Realmente, estou bem desatualizado. O Windsor fechou as portas no último dia 9 (mas na verdade já tinha acabado faz tempo).
Inaugurado em 19/07/61 com um filme biográfico do padre cantor mexicano Jose Mojica, "Eu, Pecador", tendo um ator brasileiro, Pedro Geraldo, no papel principal. Assim Rubem Biáfora se referiu à nova sala:
"Uma esplêndida sala lançadora o Windsor. Luxuoso, moderno, esmerado em seu acabamento e decorado com toda a propriedade para as finalidades a que se destina. O novo cinema tem tudo o que, nas atuais condições, poderíamos exigir de uma sala de primeira linha para São Paulo. Possui até mesmo condições para tornar-se nessa coisa importantíssima, vital para o "ambiente", o "meio", o panorama cinematográfico de qualquer metrópole: uma casa líder. Tudo dependerá agora do nível de programação, publicidade e de um ou outro cuidado posterior.'
Infelizmente, como sabemos, não houve esse cuidado.

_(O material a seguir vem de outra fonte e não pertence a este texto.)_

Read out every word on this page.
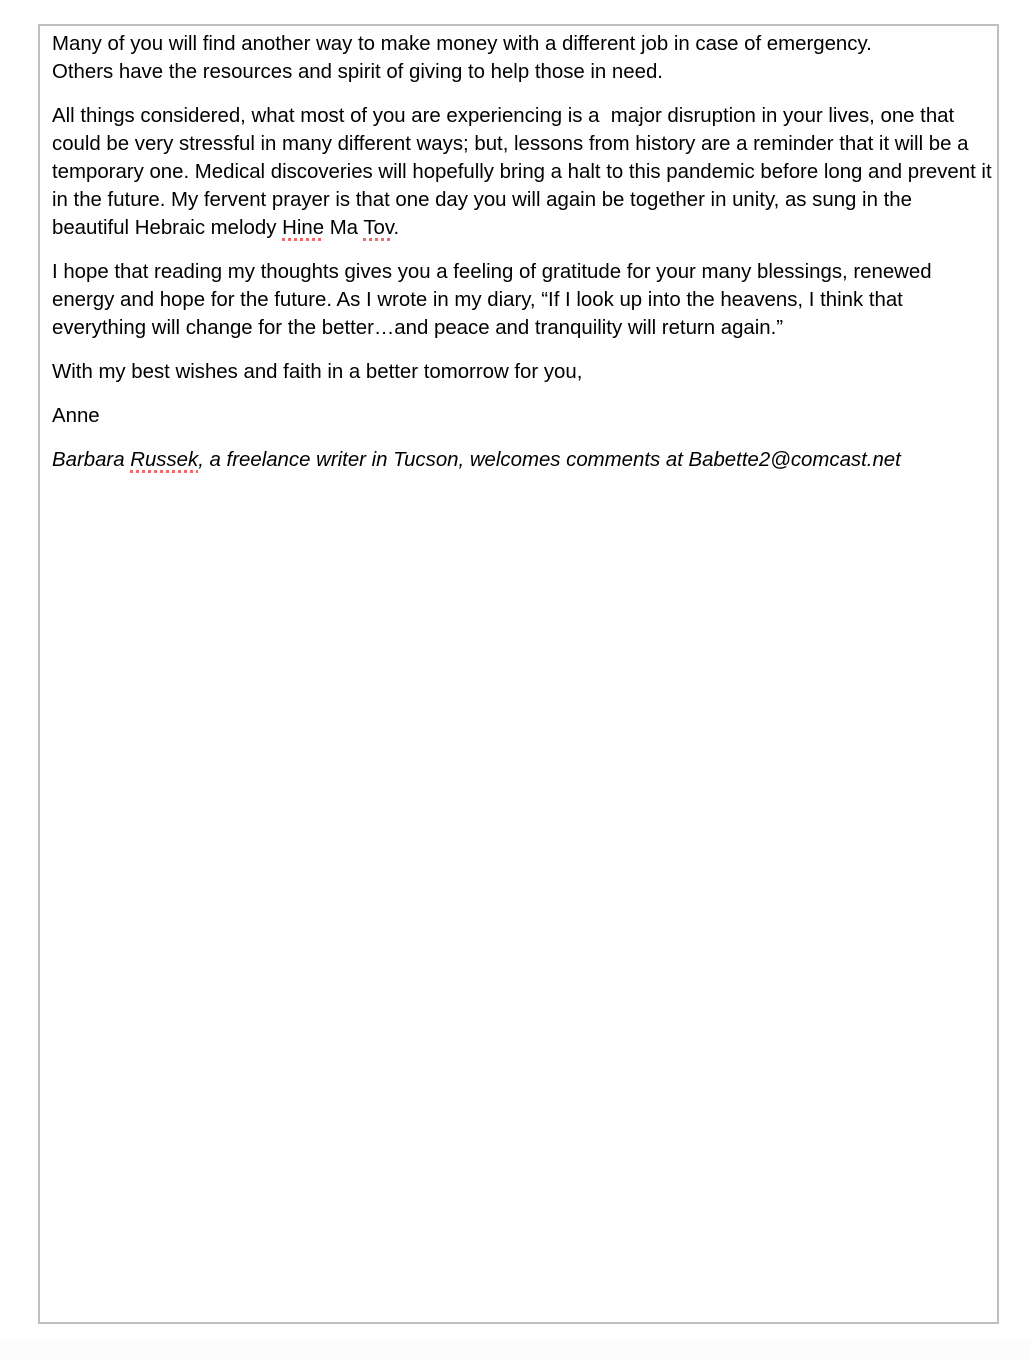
Many of you will find another way to make money with a different job in case of emergency.
Others have the resources and spirit of giving to help those in need.

All things considered, what most of you are experiencing is a  major disruption in your lives, one that could be very stressful in many different ways; but, lessons from history are a reminder that it will be a temporary one. Medical discoveries will hopefully bring a halt to this pandemic before long and prevent it in the future. My fervent prayer is that one day you will again be together in unity, as sung in the beautiful Hebraic melody Hine Ma Tov.

I hope that reading my thoughts gives you a feeling of gratitude for your many blessings, renewed energy and hope for the future. As I wrote in my diary, “If I look up into the heavens, I think that everything will change for the better…and peace and tranquility will return again.”

With my best wishes and faith in a better tomorrow for you,

Anne

Barbara Russek, a freelance writer in Tucson, welcomes comments at Babette2@comcast.net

Há mais de 30 anos exibia apenas filmes pornográficos.
Foi lá, porém, que tive uma das sessões cinematográficas mais inesquecíveis da minha vida, que relatei no blog antigo e reproduzo aqui:
"Novembro de 1980. Após anos de proibição e uma longa pendenga judiciária, o polêmico filme de Nagisa Oshima, "O Império dos Sentidos",  finalmente é liberado para ser exibido no Cine Windsor, então transformado em “Sala Especial”, eufemismo criado para designar cinemas autorizados a lançar filmes com cenas de sexo explícito, como se dizia na época. Cinema lotado, todos aguardavam ansiosos o início da sessão. Depois de muito tempo só se ouvindo falar, havia grande curiosidade em poder conferir “a tal cena do ovo” ou o “corte” final. Mas também a preocupação de que algum oficial de justiça chegasse com um mandado proibindo a exibição ou pior, que a polícia invadisse o cinema e expulsasse-nos dali a golpes de cassetete. Nada disso acontece. As luzes se apagam, surgem os trailers. O coração acelera. Aparece na tela o Certificado de Censura, todos prendem a respiração. Começa o filme. O Brasil entra na maturidade."

2 comentários:

ANTONIO NAHUD JÚNIOR disse...

Grandes salas de cinema desapareceram... uma pena

O Falcão Maltês

Sergio Andrade disse...

A Cinelândia paulistana praticamente acabou. Restou apenas o Marabá.